Bayesian covariance structure modeling: An overview and new developments
Presenter: Jean-Paul Fox (Online Seminar Department of Statistics UConn, 23 April 2021).
(papers and other information see www.Jean-PaulFox.com)
There is large family of statistical models to understand clustered or hierarchical structures in the data (e.g., multilevel models, mixed effect models, random effect models). The general modeling technique is to use a latent variable (i.e., random effect, frailty parameter) to describe the covariance among clustered observations, where the strength of the covariance is represented by the latent variable variance. This approach has several disadvantages. It is only possible to describe positive within-cluster correlation (similarity), and not dissimilarity (Nielsen et al., 2021). Sample size restriction and model complexity is often implied by the number and type of latent variables. Furthermore, the latent variable variance is restricted to be positive, which leads to boundary issues at/around zero, and statistical issues in evaluating the data support in favor of a latent variable.
A new approach for modeling clustered data is presented, which is known as Bayesian covariance structure modeling (BCSM). This is a multivariate modeling approach, where the dependence structure is directly modeled through a structured covariance matrix. The BCSM is a general modeling approach which can also identify negative dependence structures and even dependence structures implied by non-identifiable random effects. BCSMs have been developed for different applications and for complex dependence structures (Fox et al., 2017, Klotzke and Fox, 2019a,2019b; Mulder and Fox, 2019).
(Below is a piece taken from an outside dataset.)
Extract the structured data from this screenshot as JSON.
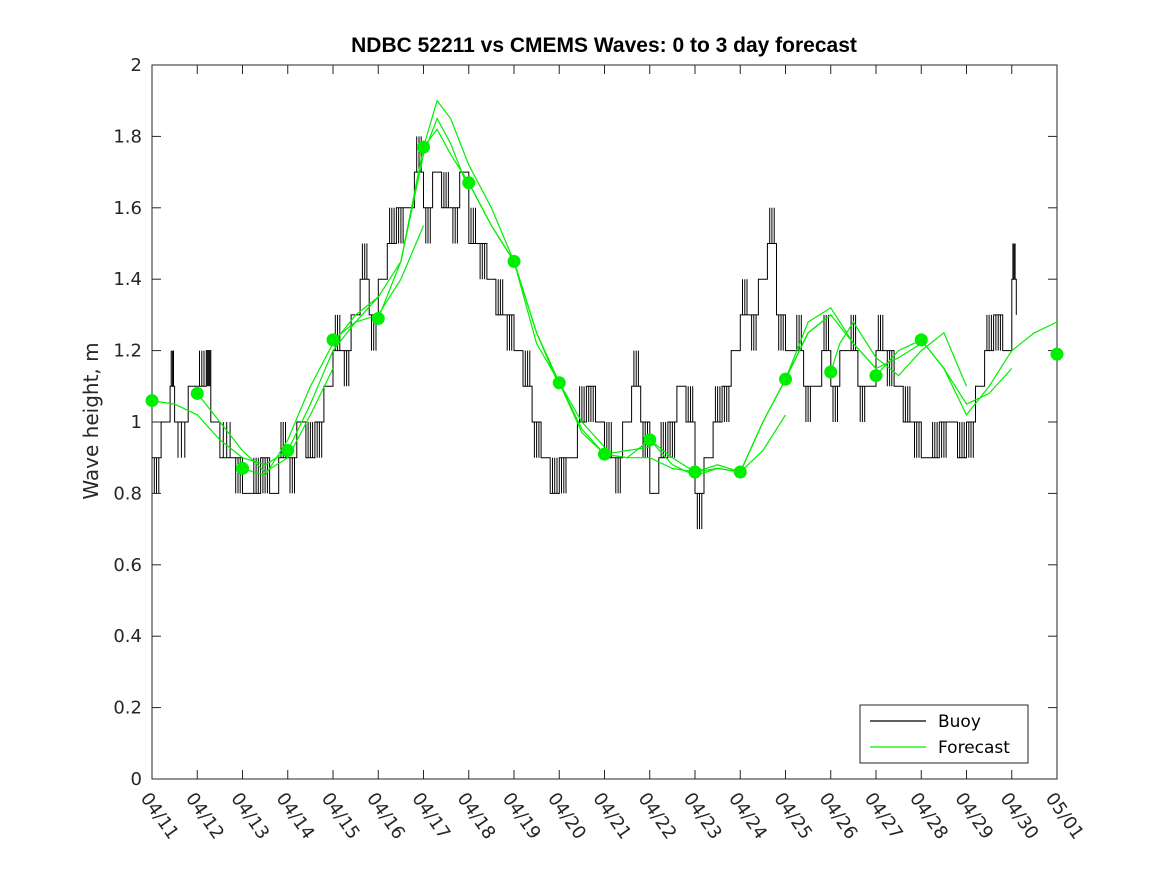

In this presentation, an overview is given of the BCSM, in which several applications and new developments will be discussed. (1) The BCSM for measurement invariance testing is shown to test simultaneously whether items perform in the same way across groups. The BCSM measurement invariance procedure is applied to PISA data of the 2015 cycle, to illustrate the advantages of the method (Fox et al., 2020). (2) The BCSM for negative clustering effects is shown using an application about personalized treatment effects in counseling. It is argued that the identification of a negative within-cluster correlation under the BCSM can identify personalized (treatment) effects. (3) An application is shown of a BCSM (multivariate probit model) for interval-censored clustered event time data from a three-armed randomized clinical trial. Patients required a drug-eluting stent during a coronary intervention. A Bayes factor has been developed to test for a difference/equivalence in performance of the stents. Insight is given in the priors, the multiple hypothesis testing problem, and the required computational demands.
Fox, J.-P., Koops, J., Feskens, R., Beinhauer, L. (2020). Bayesian covariance structure modelling for measurement invariance testing. Behaviormetrika 47, 385–410. DOI 10.1007/s41237-020-00119-3.
Klotzke, K., Fox, J.-P. (2019a) Modeling dependence structures for response times in a Bayesian framework. Psychometrika 84, 649–672 (2019). DOI: 10.1007/s11336-019-09671-8
Klotzke, Konrad, Fox, J.-P. (2019b): Bayesian covariance structure modeling of responses and process data. Frontiers. Collection. DOI: 10.3389/fpsyg.2019.01675
J Mulder, J.-P. Fox (2019). Bayes factor testing of multiple intraclass correlations. Bayesian Analysis 14 (2), 521-552.
Nielsen, N.M., Smink, W.A.C. & Fox, J.-P. (2021). Small and negative correlations among clustered observations: limitations of the linear mixed effects model. Behaviourmetrika, 48, 51-77. DOI: 10.1007/s41237-020-00130-8.